Au coeur de l'épreuve




Question posée au livre:


Dans la démarche d'authenticité spirituelle de Marianne Guéroult, le croire dogmatique, arrimé sur des certitudes et des "y’a-qu'à", se trouve interrogé au profit du doute, et de l'importance de l'amour donné. En protestante, l'auteure cite l'Écriture, et nous rappelle que le doute est étayé par bien des passages de la Bible, y compris le tragique "Mon Dieu mon Dieu pourquoi m'as-tu abandonné" (Matthieu 27,46) qui passionne et interroge les exégètes depuis près de deux mille ans. La foi, pour elle, ne repose plus sur CROIRE, mais sur ESPOIR. Elle refuse l'injonction des "il faut", "il faudrait", "tu dois", pour préférer "trouver en soi la source" (sous-titre de l'ouvrage) et tenter la confiance en dépit des évidences de la souffrance.



Comment ne pas témoigner respect et admiration pour cette force puisée, avec dignité, au plus profond de la vulnérabilité?

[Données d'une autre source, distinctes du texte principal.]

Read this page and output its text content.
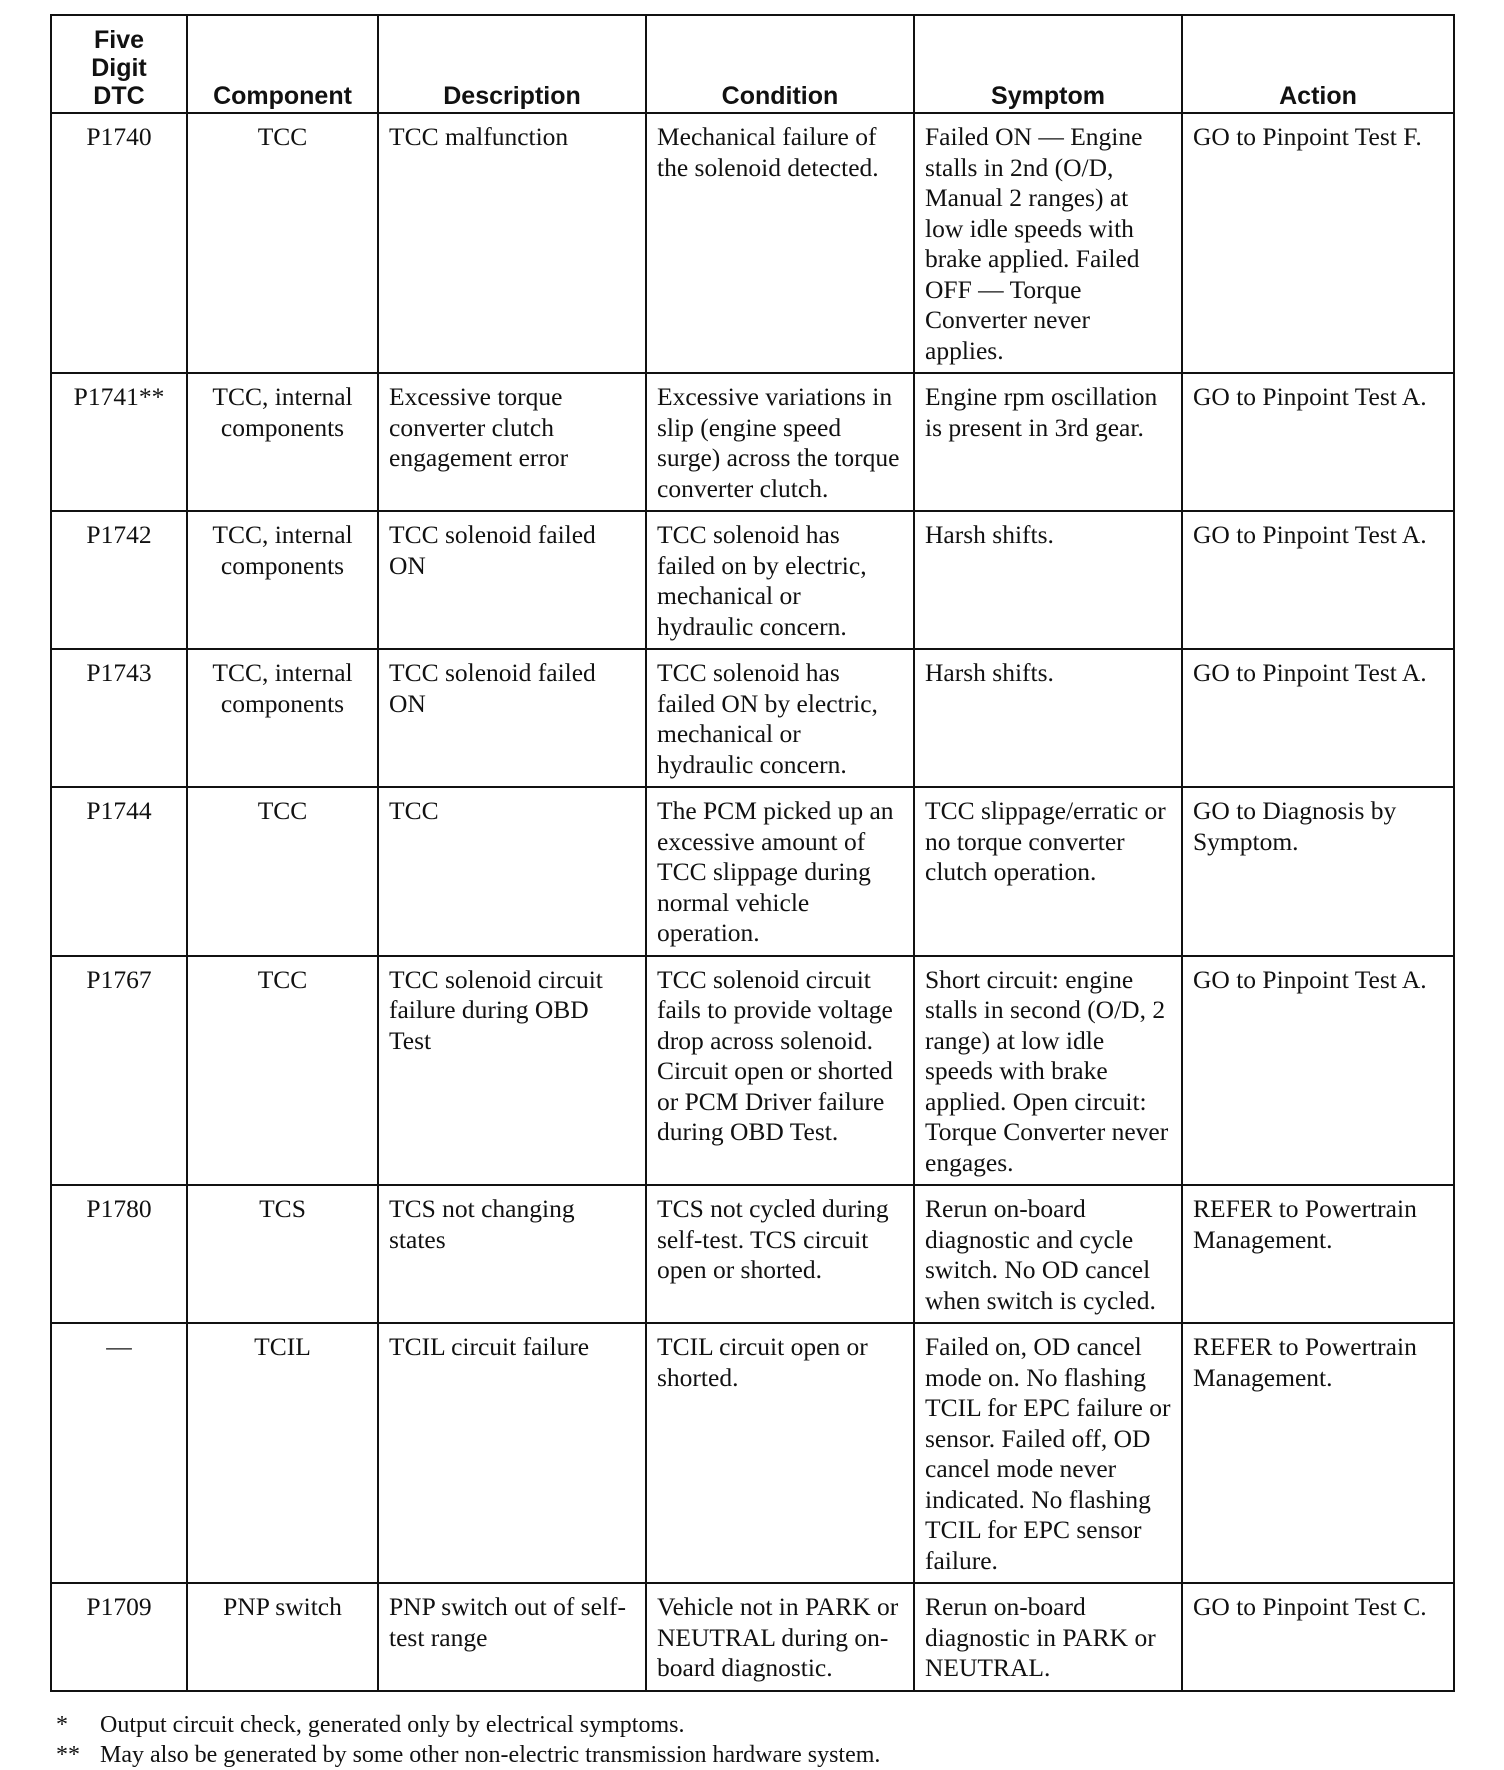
Five
Digit
DTC	Component	Description	Condition	Symptom	Action
P1740	TCC	TCC malfunction	Mechanical failure of the solenoid detected.	Failed ON — Engine stalls in 2nd (O/D, Manual 2 ranges) at low idle speeds with brake applied. Failed OFF — Torque Converter never applies.	GO to Pinpoint Test F.
P1741**	TCC, internal components	Excessive torque converter clutch engagement error	Excessive variations in slip (engine speed surge) across the torque converter clutch.	Engine rpm oscillation is present in 3rd gear.	GO to Pinpoint Test A.
P1742	TCC, internal components	TCC solenoid failed ON	TCC solenoid has failed on by electric, mechanical or hydraulic concern.	Harsh shifts.	GO to Pinpoint Test A.
P1743	TCC, internal components	TCC solenoid failed ON	TCC solenoid has failed ON by electric, mechanical or hydraulic concern.	Harsh shifts.	GO to Pinpoint Test A.
P1744	TCC	TCC	The PCM picked up an excessive amount of TCC slippage during normal vehicle operation.	TCC slippage/erratic or no torque converter clutch operation.	GO to Diagnosis by Symptom.
P1767	TCC	TCC solenoid circuit failure during OBD Test	TCC solenoid circuit fails to provide voltage drop across solenoid. Circuit open or shorted or PCM Driver failure during OBD Test.	Short circuit: engine stalls in second (O/D, 2 range) at low idle speeds with brake applied. Open circuit: Torque Converter never engages.	GO to Pinpoint Test A.
P1780	TCS	TCS not changing states	TCS not cycled during self-test. TCS circuit open or shorted.	Rerun on-board diagnostic and cycle switch. No OD cancel when switch is cycled.	REFER to Powertrain Management.
—	TCIL	TCIL circuit failure	TCIL circuit open or shorted.	Failed on, OD cancel mode on. No flashing TCIL for EPC failure or sensor. Failed off, OD cancel mode never indicated. No flashing TCIL for EPC sensor failure.	REFER to Powertrain Management.
P1709	PNP switch	PNP switch out of self-test range	Vehicle not in PARK or NEUTRAL during on-board diagnostic.	Rerun on-board diagnostic in PARK or NEUTRAL.	GO to Pinpoint Test C.
*	Output circuit check, generated only by electrical symptoms.
** May also be generated by some other non-electric transmission hardware system.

Sans souhaiter, ni comparer, ni hiérarchiser, l'historien relèvera, en alternative à ce choix, l'option un peu différente qu'avait choisie, en son temps, le pasteur Adolphe Monod, confronté à la douleur et au déclin physique. Dans Les adieux, un "best-seller" de la francophonie protestante sur la question de la fin de vie1, il affirmait quant à lui: "Il peut entrer quelques fois dans les vues du Seigneur de nous laisser crier un certain temps sans réponse, sans consolation, sans qu'un pauvre petit rayon détaché vienne éclairer notre détresse. C'est alors qu'il faut se nourrir de la foi seule, et avec Jérémie, avec David, et avec tous les saints éprouvés de la sorte, l'attendre, lui demander pourquoi il se cache, et malgré le nuage qui nous le dérobe, ne jamais douter de lui". Accent et formulation un peu différente, mais convergence: derrière le nuage trompeusement opaque, il y a l'espérance.